Traditionally the fast is dictated by the lunar calendar, meaning it is subject to the phases of the moon. Fasting begins and ends with the crescent moon. Each day believers begin fasting at dawn and break fast at sundown. Since the phases of the sun and the moon appear differently in places around the globe, people debate on which day the fast officially begins.
“Most Muslims recognize the moon over Saudi Arabia and Mecca,” Dababneh said. “It moves 11 days each year, which makes it more confusing.”
Ramadan is a time to gather with family and friends as well. At dusk, when it is time to break the fast, family members come together for meals. For some, Ramadan brings fond memories of home. Ali Ibrahim, owner of Ali’s Middle Eastern Cuisine on 12th Street, remembers observing Ramadan in Palestine.
“You should see it,” he said. “You could rob any place. Everyone is out in the streets gathering together and eating.”

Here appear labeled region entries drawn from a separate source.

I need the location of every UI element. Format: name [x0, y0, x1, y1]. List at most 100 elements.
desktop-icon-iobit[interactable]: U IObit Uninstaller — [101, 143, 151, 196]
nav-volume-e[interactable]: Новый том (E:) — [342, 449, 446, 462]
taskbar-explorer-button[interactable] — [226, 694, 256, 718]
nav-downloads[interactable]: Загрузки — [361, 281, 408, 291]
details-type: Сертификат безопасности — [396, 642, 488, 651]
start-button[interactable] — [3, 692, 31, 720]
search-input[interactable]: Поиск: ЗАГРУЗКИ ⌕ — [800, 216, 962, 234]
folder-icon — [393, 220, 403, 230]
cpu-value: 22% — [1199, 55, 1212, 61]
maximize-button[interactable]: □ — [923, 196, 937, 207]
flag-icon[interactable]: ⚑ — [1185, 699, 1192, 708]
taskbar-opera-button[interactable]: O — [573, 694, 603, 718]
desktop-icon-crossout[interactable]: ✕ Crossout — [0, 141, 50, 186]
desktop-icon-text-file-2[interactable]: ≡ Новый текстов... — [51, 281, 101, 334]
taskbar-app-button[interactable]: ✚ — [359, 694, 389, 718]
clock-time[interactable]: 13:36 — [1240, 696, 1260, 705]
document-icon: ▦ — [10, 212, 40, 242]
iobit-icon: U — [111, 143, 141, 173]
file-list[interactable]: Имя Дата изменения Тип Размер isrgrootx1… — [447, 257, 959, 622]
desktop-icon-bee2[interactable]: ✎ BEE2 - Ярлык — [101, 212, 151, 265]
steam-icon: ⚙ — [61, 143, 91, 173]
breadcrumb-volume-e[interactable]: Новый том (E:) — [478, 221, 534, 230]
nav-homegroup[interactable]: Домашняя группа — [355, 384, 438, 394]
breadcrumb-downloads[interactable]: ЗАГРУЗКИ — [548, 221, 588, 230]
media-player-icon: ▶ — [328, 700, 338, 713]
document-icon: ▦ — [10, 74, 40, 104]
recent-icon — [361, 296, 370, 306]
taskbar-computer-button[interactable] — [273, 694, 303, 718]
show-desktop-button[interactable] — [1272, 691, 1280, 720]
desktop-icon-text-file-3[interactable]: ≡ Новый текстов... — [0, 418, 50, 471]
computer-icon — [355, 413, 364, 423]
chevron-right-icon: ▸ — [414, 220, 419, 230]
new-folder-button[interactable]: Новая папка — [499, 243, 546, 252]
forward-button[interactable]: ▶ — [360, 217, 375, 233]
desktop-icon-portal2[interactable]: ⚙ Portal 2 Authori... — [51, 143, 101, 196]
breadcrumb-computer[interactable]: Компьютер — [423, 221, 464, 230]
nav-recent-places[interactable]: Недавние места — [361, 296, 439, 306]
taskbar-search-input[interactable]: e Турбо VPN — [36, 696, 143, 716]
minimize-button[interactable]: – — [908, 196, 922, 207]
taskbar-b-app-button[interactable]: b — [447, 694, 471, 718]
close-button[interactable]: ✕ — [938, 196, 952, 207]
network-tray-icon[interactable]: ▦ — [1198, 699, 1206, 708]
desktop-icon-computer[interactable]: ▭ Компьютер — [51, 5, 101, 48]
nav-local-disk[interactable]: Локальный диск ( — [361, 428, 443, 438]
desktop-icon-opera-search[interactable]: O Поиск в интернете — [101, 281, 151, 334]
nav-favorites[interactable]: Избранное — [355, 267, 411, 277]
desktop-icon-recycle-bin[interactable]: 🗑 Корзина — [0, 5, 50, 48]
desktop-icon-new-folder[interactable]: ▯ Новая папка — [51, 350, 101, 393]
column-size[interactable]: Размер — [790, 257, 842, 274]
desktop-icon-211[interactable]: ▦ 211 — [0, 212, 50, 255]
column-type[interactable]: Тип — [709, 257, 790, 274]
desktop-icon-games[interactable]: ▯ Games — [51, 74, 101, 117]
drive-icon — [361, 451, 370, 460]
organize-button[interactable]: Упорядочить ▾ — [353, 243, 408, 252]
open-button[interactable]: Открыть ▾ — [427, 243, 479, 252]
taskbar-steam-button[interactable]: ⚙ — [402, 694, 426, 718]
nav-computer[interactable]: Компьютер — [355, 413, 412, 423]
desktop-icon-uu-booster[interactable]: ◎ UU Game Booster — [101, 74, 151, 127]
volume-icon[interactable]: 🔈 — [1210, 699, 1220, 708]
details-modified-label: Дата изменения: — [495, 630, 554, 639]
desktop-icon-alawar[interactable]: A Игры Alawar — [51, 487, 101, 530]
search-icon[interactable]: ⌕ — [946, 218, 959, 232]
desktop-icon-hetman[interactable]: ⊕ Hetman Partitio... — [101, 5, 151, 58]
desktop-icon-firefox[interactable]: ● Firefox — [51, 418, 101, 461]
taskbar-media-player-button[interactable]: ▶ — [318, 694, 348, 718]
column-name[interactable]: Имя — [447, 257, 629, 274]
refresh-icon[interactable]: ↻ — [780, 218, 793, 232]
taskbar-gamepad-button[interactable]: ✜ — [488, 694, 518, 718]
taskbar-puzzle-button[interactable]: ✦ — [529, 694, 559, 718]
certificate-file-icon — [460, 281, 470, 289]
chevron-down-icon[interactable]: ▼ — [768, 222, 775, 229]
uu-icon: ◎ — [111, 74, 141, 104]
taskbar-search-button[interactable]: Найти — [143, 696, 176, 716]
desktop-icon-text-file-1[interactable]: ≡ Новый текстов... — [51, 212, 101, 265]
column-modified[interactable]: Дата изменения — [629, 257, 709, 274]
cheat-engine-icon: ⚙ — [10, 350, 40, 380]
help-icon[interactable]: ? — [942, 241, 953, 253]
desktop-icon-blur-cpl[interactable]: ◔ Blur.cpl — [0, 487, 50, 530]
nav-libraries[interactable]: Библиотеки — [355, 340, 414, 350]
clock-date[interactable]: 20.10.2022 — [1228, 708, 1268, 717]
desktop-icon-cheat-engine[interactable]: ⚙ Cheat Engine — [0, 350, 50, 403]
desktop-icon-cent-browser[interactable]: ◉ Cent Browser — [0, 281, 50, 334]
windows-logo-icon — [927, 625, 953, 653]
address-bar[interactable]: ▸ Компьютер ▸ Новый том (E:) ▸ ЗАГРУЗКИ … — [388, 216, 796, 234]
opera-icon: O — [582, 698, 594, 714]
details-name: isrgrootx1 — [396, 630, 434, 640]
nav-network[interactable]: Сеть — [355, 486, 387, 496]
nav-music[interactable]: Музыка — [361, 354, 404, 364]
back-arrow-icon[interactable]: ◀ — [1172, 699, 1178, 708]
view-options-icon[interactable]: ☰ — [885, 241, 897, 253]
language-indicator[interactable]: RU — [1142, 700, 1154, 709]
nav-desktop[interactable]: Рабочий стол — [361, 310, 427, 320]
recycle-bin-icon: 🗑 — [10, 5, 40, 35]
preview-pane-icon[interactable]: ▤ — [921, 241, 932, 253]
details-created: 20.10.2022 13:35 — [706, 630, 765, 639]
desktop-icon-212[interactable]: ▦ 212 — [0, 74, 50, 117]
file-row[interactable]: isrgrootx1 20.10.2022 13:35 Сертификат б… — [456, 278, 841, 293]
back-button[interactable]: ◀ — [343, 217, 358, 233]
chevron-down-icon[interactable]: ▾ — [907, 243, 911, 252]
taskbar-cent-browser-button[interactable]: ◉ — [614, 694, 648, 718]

“It’s harder to fast in this country,” said Ahmed Abu Al-Faraj, a junior civil engineering major from Saudi Arabia. “There [Saudi Arabia], everyone is fasting. Here, you see everyone eating and smoking all day … It’s not bad this year though, because it’s only for a few hours. The winter is easiest because the days are shorter.”
“It’s not just about the fast, it is emotional too,” said Omar Arshad, president of Temple’s Muslim Student Association. “Thinking positive thoughts is just as important as restraining yourself physically.”
Arshad said MSA is working this year to organize a charity event called Fast-A-Thon around the fasting season. It is a one-day event on Oct. 25, in which non-Muslims are encouraged to join in the tradition to benefit the less fortunate.
“Hundreds of thousands of people live in these conditions, and far worse,” Arshad said. “At least we know that there is a meal for us at the end of the day.”
This year’s proceeds will go to The Greater Philadelphia Food Bank and victims of the earthquake in South Asia.
“Many of us have family members there,” Arshad said. “It is important for us to remember them.”